“Hidup ini
hanya sementara dan kebetulan saja. Dan kita seolah berjudi. Sebab
itu, semua kesempatan harus diraih. Kita tidak tahu dan tidak dapat
memastikan apa yang bisa kita hadapi bahkan menit-menit ke depan...”.
Demikian aku pernah mendengar kalimat itu dari seorang temanku.
Memang benar, hidup ini hanya sementara saja. Vita brevis! Tetapi
apakah hanya kebetulan kita ada di sini sekarang? Apakah memang kita
hidup semata demi berjudi dengan kesempatan yang kita harapkan
terjadi?
Aku mengingat
kembali kalimat itu saat membaca berita tentang kerusuhan saat
pilkada. Setelah membaca mengenai pembantaian di lapas. Saat membaca
berita mengenai mereka yang digusur dan dipaksa mengungsi hanya
karena soal perbedaan. Apakah memang semua itu dilakukan hanya karena
kita berpikir bahwa semua kesempatan harus diterobos, bahkan dengan
cara apa saja, demi untuk kepentingan kita dan kelompok kita saja?
Karena kita tidak tahu apa yang akan dan bisa terjadi dalam
detik-detik di depan, maka semua kemungkinan bisa membuat kita menang
tetapi juga kalah?
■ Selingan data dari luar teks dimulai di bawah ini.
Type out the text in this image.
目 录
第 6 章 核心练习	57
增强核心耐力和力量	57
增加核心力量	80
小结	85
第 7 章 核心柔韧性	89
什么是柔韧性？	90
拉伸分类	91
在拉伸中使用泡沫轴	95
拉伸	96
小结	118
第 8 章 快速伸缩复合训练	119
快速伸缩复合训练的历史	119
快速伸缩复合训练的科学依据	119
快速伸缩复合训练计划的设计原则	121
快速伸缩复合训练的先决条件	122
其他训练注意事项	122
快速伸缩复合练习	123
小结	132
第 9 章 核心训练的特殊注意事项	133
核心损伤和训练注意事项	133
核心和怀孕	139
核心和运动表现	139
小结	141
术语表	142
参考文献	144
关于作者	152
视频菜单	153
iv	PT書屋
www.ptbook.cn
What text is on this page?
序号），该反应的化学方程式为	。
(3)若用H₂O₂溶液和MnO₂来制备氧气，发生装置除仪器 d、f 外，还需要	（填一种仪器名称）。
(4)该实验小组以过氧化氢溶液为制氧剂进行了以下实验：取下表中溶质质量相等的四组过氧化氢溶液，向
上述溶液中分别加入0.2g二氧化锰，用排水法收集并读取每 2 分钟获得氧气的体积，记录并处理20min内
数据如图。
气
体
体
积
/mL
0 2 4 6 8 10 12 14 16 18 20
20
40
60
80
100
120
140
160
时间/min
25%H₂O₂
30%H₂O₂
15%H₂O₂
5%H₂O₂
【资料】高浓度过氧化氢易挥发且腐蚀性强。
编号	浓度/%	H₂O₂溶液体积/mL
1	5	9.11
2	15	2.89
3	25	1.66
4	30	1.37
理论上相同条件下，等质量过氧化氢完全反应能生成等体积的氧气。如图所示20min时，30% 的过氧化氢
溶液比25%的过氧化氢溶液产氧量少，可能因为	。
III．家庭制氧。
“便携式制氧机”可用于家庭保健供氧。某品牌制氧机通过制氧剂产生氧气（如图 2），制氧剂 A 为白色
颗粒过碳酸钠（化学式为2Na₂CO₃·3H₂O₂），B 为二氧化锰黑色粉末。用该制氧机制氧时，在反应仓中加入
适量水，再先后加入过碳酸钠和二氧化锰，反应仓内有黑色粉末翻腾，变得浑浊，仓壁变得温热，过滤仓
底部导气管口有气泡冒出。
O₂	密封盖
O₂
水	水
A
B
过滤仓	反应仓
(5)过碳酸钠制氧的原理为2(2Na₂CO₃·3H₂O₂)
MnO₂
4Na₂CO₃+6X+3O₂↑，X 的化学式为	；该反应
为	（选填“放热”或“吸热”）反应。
Karena itu kita bisa melupakan semua kepentingan
orang lain karena hidup ini hanya soal pilihan dan setiap kemungkinan
menjadi perjudian yang kita perjuangkan dengan cara apapun?
Memang, kita
tidak mungkin memastikan apa yang akan terjadi bahkan untuk beberapa
detik ke depan. Bisa saja kita tiba-tiba meninggalkan semua ini hanya
karena satu sumbatan di pembuluh darah otak atau jantung kita. Atau
mungkin karena satu kecelakaan yang bahkan bukan salah kita. Kita
tidak tahu dan tidak pernah akan tahu sebelum kita mengalaminya
sendiri. Tetapi jika semua itu tidak pasti dan secara kebetulan
menimpa kita, apakah memang hanya kebetulan kita ada disini dan saat
ini? Apakah karena itu semua harus kita raup sebelum kita tiba di
ujung hidup agar seakan-akan hidup ini tidak sia-sia kita jalani?
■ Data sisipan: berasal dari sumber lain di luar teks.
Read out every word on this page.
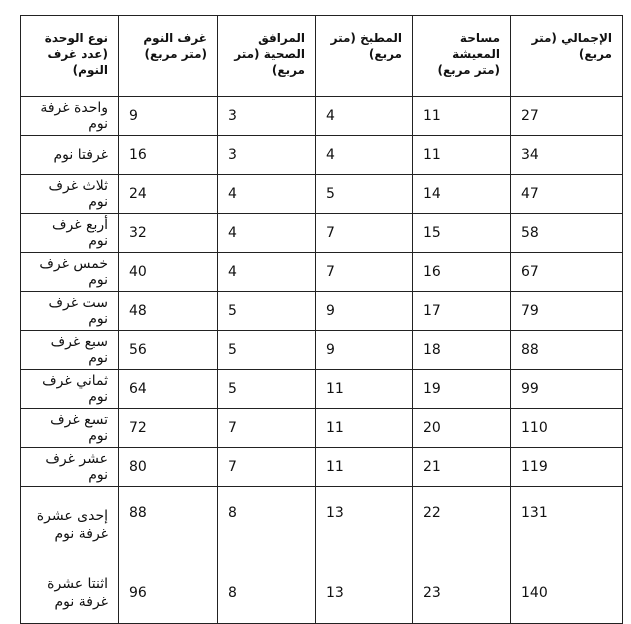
نوع الوحدة (عدد غرف النوم)	غرف النوم (متر مربع)	المرافق الصحية (متر مربع)	المطبخ (متر مربع)	مساحة المعيشة (متر مربع)	الإجمالي (متر مربع)
واحدة غرفة نوم	9	3	4	11	27
غرفتا نوم	16	3	4	11	34
ثلاث غرف نوم	24	4	5	14	47
أربع غرف نوم	32	4	7	15	58
خمس غرف نوم	40	4	7	16	67
ست غرف نوم	48	5	9	17	79
سبع غرف نوم	56	5	9	18	88
ثماني غرف نوم	64	5	11	19	99
تسع غرف نوم	72	7	11	20	110
عشر غرف نوم	80	7	11	21	119
إحدى عشرة غرفة نوم	88	8	13	22	131
اثنتا عشرة غرفة نوم	96	8	13	23	140
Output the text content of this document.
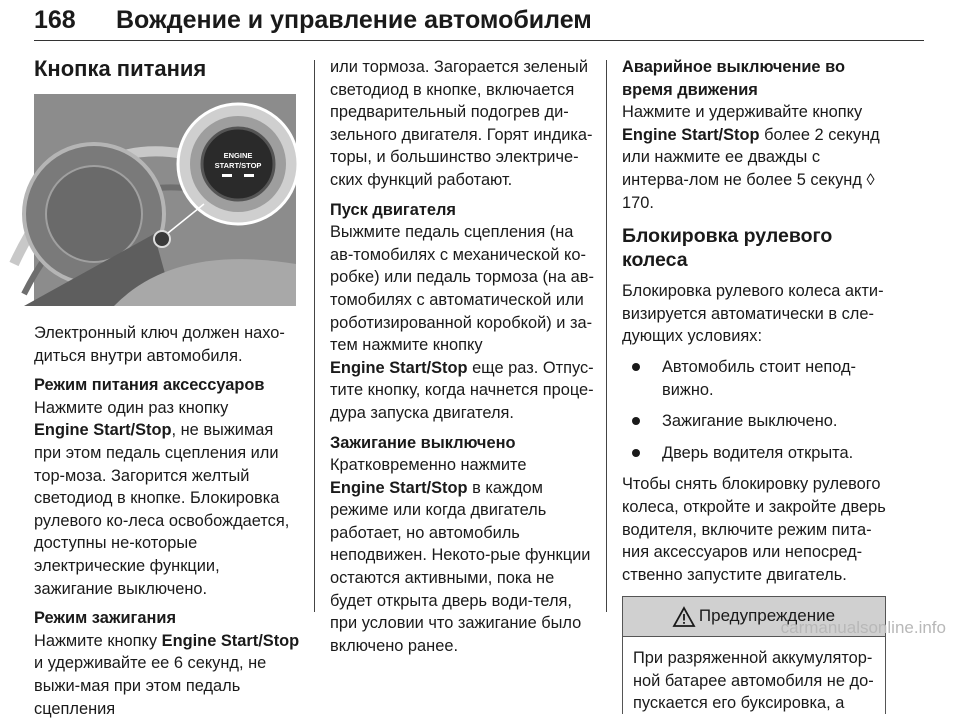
168 Вождение и управление автомобилем
Кнопка питания
ENGINE
START/STOP

Электронный ключ должен нахо-диться внутри автомобиля.

Режим питания аксессуаров

Нажмите один раз кнопку
Engine Start/Stop, не выжимая при этом педаль сцепления или тор-моза. Загорится желтый светодиод в кнопке. Блокировка рулевого ко-леса освобождается, доступны не-которые электрические функции, зажигание выключено.

Режим зажигания

Нажмите кнопку Engine Start/Stop и удерживайте ее 6 секунд, не выжи-мая при этом педаль сцепления

или тормоза. Загорается зеленый светодиод в кнопке, включается предварительный подогрев ди-зельного двигателя. Горят индика-торы, и большинство электриче-ских функций работают.

Пуск двигателя

Выжмите педаль сцепления (на ав-томобилях с механической ко-робке) или педаль тормоза (на ав-томобилях с автоматической или роботизированной коробкой) и за-тем нажмите кнопку
Engine Start/Stop еще раз. Отпус-тите кнопку, когда начнется проце-дура запуска двигателя.

Зажигание выключено

Кратковременно нажмите
Engine Start/Stop в каждом режиме или когда двигатель работает, но автомобиль неподвижен. Некото-рые функции остаются активными, пока не будет открыта дверь води-теля, при условии что зажигание было включено ранее.

Аварийное выключение во время движения

Нажмите и удерживайте кнопку
Engine Start/Stop более 2 секунд или нажмите ее дважды с интерва-лом не более 5 секунд ◊ 170.

Блокировка рулевого колеса

Блокировка рулевого колеса акти-визируется автоматически в сле-дующих условиях:

Автомобиль стоит непод-вижно.
Зажигание выключено.
Дверь водителя открыта.

Чтобы снять блокировку рулевого колеса, откройте и закройте дверь водителя, включите режим пита-ния аксессуаров или непосред-ственно запустите двигатель.

Предупреждение
При разряженной аккумулятор-ной батарее автомобиля не до-пускается его буксировка, а
carmanualsonline.info
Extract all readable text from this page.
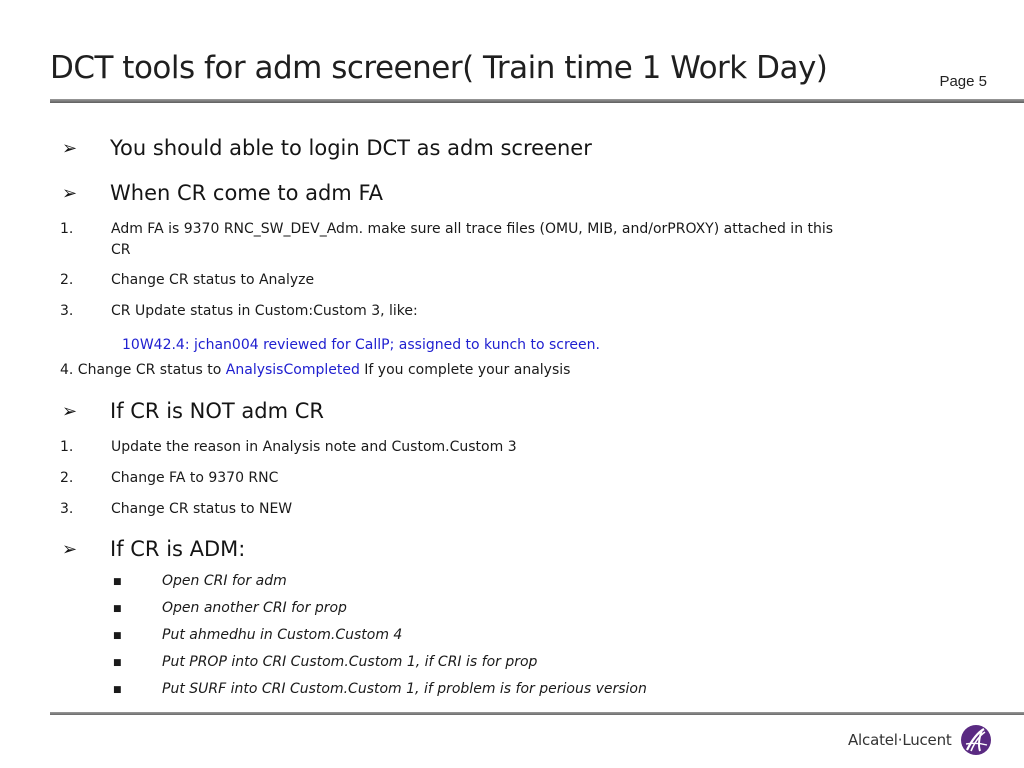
DCT tools for adm screener( Train time 1 Work Day)	Page 5
➢ You should able to login DCT as adm screener
➢ When CR come to adm FA
1.	Adm FA is 9370 RNC_SW_DEV_Adm. make sure all trace files (OMU, MIB, and/orPROXY) attached in this
CR
2.	Change CR status to Analyze
3.	CR Update status in Custom:Custom 3, like:
10W42.4: jchan004 reviewed for CallP; assigned to kunch to screen.
4. Change CR status to AnalysisCompleted If you complete your analysis
➢ If CR is NOT adm CR
1.	Update the reason in Analysis note and Custom.Custom 3
2.	Change FA to 9370 RNC
3.	Change CR status to NEW
➢ If CR is ADM:
■	Open CRI for adm
■	Open another CRI for prop
■	Put ahmedhu in Custom.Custom 4
■	Put PROP into CRI Custom.Custom 1, if CRI is for prop
■	Put SURF into CRI Custom.Custom 1, if problem is for perious version
Alcatel·Lucent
Tetapi sia-sia itu apakah? Apakah jika kita gagal meraih harapan kita
berati hidup kita sia-sia? Apakah jika kita merasa kalah dalam
merebut keinginan dan kepentingan kita berarti bahwa hidup kita telah
gagal? Dan jika memang demikian sikap kita, jika memang demikian
pandangan kita, untuk apakah kita mengatakan bahwa kita semua percaya
bahwa kita semua memiliki keyakinan kepada Sang Pencipta? Bahwa pada
akhirnya kelak, kita semua akan menuju akhir yang sama? Tidakkah
tindakan dan perbuatan kita justru seakan-akan bermakna bahwa dalam
kesementaraannya, hidup ini dapat dan harus dinikmati sekarang juga?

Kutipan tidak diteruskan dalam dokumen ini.